Il suono e come si misura

Nell’articolo precedente abbiamo parlato di come il suono viene generato e di come si propaga. Se non hai letto l’articolo puoi leggerlo cliccando questo link.

Il suono si propaga più velocemente se il mezzo di propagazione è più denso, cioè le molecole che compongono il mezzo di propagazione ha tanate molecole tutte tra loro molto vicine. Ma come possiamo immaginarci il suono che si propaga? Facciamo un piccolo esperimento… prendiamo un sasso e lanciamolo in uno stagno. Cosa osserviamo?

Lo specchio d’acqua da che era statico ha subito una Variazione di stato. L’acqua spostata dal sasso ha generato dei cerchi concentrici che si allargano dal punto di impatto verso i bordi dello stagno. Più precisamente sono state create delle Onde, che hanno una certo spessore che si innalza rispetto al pelo dell’acqua e che si abbassa rispetto al pelo dell’acqua. Ecco il suono posiamo rappresentarlo come una onda. Se riuscissimo a sezionare lo stagno dopo che il sasso abbia mosso l’acqua riusciremmo a vedere tante onde sinusoidali che avranno una Ampiezza maggiore nei pressi del punto dove è caduto il sasso e con una Ampiezza sempre minore verso il bordo dello stagno.

Ora che abbiamo immaginato come poter descrivere la forma del suono possiamo analizzare i mezzi di propagazione, quello per eccellenza è l’aria, non per le sue prestazioni che possiamo dire che sono al quanto scarse ma perché il nostro apparato uditivo è stato progettato appositamente per questo mezzo di propagazione.

Il suono nell’aria si propaga con una velocita di circa 344 m/s, questa velocità varia in base all’umidità dell’aria e alla sua temperatura. Se avete paura dei temporali soprattutto dei fulmini potete stare tranquilli, sapendo ora la velocità del suono nell’aria vi basterà contare quanti secondi intercorrono tra il lampo e il tuono e saprete a che distanza si trovava il fulmine!!

Come possiamo esprimere l’intensità di un suono?

Negli articoli precedenti abbiamo parlato di come gli umani percepiscono l’intensità di un suono se vuoi rivederlo ti lascio il link a portata di mano!
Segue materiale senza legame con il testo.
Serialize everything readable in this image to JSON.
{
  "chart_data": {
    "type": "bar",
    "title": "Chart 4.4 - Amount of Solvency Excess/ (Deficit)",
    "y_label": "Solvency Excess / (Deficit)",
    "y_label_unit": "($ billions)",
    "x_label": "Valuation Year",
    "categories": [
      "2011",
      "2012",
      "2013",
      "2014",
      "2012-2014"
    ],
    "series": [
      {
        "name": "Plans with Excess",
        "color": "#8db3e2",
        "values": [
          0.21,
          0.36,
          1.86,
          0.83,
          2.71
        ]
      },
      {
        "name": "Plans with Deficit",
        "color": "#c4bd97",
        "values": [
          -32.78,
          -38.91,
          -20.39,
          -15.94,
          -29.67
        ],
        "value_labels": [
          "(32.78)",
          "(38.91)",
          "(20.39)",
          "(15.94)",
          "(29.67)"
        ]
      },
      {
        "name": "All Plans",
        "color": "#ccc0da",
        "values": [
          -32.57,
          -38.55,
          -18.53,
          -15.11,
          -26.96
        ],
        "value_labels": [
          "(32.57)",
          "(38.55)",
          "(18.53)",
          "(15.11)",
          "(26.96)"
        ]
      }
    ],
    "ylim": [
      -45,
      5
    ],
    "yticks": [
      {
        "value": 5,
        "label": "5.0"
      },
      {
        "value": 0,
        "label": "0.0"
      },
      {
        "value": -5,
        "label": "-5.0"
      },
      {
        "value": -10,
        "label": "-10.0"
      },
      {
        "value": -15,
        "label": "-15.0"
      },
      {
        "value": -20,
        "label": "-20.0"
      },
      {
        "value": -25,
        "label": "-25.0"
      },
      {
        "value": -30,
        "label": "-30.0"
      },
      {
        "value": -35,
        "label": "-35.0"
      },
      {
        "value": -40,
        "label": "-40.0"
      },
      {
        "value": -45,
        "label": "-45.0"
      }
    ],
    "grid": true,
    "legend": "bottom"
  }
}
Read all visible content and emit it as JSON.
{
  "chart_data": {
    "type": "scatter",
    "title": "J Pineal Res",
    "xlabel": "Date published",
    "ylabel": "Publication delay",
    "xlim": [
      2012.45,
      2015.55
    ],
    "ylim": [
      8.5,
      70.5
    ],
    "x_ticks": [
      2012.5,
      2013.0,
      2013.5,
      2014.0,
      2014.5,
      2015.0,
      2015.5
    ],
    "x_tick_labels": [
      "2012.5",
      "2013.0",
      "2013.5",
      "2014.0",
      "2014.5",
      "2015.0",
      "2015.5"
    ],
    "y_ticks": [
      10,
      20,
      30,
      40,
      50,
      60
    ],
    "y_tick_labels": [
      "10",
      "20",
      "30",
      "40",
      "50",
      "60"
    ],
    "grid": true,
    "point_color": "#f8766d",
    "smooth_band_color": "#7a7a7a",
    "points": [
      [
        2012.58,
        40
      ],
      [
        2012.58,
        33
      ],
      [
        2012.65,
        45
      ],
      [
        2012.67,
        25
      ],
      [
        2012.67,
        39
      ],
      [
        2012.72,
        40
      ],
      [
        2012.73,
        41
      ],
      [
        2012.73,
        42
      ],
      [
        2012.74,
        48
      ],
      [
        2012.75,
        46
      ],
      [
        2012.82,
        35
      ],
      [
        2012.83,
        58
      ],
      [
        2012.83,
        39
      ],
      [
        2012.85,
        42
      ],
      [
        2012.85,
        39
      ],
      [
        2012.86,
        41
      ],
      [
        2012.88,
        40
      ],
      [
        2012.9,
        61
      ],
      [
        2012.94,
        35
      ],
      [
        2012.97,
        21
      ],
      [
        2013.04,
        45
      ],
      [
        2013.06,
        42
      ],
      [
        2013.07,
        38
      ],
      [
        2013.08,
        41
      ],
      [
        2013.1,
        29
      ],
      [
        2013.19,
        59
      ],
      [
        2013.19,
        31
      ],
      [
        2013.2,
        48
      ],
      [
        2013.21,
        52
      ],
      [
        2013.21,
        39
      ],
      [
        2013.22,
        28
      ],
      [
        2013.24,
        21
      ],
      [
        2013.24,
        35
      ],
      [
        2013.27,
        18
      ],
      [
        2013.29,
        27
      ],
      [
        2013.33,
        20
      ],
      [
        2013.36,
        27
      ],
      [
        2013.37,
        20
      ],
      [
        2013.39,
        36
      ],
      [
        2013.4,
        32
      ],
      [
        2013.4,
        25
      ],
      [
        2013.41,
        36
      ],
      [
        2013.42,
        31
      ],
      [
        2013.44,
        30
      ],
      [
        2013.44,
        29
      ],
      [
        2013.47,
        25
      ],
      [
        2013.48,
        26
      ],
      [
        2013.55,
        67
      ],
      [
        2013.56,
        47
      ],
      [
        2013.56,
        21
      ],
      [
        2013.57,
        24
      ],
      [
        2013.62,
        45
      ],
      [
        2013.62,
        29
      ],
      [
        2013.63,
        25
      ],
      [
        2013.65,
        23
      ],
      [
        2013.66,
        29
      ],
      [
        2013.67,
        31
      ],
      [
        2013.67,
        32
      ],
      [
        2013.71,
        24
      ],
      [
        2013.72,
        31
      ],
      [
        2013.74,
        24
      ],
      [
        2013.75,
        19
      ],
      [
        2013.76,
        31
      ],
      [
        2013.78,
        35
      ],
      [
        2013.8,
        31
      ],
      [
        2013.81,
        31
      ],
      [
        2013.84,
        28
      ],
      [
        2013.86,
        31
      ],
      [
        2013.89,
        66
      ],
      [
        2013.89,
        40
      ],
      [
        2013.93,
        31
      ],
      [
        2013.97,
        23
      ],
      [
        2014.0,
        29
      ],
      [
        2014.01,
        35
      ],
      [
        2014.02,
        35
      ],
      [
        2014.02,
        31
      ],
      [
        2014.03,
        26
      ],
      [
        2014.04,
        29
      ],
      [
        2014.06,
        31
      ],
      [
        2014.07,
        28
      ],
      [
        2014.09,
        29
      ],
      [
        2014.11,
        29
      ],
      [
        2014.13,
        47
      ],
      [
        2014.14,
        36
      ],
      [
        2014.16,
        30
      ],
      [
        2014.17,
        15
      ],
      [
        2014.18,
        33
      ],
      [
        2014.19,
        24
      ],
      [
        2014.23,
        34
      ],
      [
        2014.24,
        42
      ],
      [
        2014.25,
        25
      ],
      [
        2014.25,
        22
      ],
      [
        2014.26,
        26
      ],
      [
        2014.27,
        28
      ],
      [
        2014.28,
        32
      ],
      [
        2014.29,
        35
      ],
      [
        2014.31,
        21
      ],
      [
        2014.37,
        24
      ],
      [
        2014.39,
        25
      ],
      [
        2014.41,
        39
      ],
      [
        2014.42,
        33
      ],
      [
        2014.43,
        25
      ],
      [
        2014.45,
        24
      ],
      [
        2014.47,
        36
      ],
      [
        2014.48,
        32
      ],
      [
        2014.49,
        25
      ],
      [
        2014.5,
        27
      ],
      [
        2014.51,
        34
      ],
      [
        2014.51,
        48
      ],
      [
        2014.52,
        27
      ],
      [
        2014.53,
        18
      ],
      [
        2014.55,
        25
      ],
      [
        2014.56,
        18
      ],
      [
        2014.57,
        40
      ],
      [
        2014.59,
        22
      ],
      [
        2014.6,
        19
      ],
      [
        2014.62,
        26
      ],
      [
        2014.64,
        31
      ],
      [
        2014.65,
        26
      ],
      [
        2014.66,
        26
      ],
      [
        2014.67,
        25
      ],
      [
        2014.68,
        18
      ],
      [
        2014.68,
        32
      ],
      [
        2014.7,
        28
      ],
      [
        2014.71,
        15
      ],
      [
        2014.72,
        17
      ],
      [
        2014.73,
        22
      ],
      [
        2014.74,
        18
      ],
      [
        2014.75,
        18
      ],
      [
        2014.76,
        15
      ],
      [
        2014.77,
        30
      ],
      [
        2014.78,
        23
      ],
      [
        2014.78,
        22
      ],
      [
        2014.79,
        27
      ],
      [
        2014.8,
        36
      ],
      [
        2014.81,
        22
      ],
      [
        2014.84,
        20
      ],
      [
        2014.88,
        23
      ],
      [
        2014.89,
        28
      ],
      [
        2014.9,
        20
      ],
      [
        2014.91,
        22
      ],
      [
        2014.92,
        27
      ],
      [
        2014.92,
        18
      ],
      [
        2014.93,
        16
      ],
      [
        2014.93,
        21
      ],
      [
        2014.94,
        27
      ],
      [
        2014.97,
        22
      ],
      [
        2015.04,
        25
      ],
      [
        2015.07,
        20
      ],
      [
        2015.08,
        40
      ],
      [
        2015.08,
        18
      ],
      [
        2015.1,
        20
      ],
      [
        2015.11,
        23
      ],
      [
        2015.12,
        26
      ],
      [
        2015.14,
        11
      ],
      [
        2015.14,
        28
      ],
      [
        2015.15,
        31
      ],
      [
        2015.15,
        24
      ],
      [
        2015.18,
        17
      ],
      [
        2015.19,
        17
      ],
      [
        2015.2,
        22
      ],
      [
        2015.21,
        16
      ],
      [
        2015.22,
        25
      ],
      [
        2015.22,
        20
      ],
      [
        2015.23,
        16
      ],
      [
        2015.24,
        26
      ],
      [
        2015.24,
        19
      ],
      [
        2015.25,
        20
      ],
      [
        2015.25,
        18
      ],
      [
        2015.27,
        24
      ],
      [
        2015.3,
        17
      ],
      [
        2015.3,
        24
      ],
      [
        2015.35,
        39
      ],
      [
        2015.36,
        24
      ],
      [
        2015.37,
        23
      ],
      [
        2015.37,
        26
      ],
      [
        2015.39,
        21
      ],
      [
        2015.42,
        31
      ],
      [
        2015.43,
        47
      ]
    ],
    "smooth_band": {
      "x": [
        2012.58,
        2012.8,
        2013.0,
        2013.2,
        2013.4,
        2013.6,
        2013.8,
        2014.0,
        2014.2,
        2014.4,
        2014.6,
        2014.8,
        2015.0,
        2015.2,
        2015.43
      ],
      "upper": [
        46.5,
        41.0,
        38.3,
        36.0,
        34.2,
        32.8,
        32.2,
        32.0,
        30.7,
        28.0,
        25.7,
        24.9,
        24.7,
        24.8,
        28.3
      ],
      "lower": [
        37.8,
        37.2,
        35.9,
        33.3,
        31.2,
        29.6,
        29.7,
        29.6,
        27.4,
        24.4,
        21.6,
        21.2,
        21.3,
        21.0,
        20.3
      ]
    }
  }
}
Gli esseri umani percepiscono l’intensità di un suono su scala logaritmica. Per esprimere l’intensità di un suono Alexander Graham Bell ha inventato una sorta di unità di misura chiamata Decibell. ASPETTA ascolta quello che ho da dire prima di passare a conclusioni affrettate! Il Decibell non è una vera e propria unità di misura ma un rapporto tra due valori! Ora ti spiego meglio… Il suono quando si propaga nell’aria crea come detto prima delle compressioni e depressioni di molecole fino al nostro timpano.. ma quanta forza imprime l’aria sul nostro timpano? Bene, questa forza si esprime in Pascall [Pa]. La pressione più bassa che un’uomo può percepire come stimolo uditivo è di 20 micro Pascall detta soglia di udibilità fino a un massimo di 63.2 Pascall detta soglia del dolore. Se dovessimo fare una scala di valori per incrementi di 20 micro Pa sicuramente non sarebbe comodissima.. motivo per cui il signor Alexander Graham Bell si invetò i Decibell o dB.

Il Decibell esprime un rapporto logaritmico il minimo valore percepibile e quello che effettivamente ci sta premendo sul timpano. In pratica viene fatto un adattamento di scala da quella che possa essere lineare quindi a incrementi di 20 micro Pa a una scala logaritmica proprio perché il nostro sistema uditivo ha una percezione logaritmica. La formula che “adatta” la scala lineare a quella logaritmica è la seguente: 10 * log10P/P0 ; dove “P” è la pressione che arriva al timpano e “P0” è la pressione che si riferisce alla soglia minima di udibilità.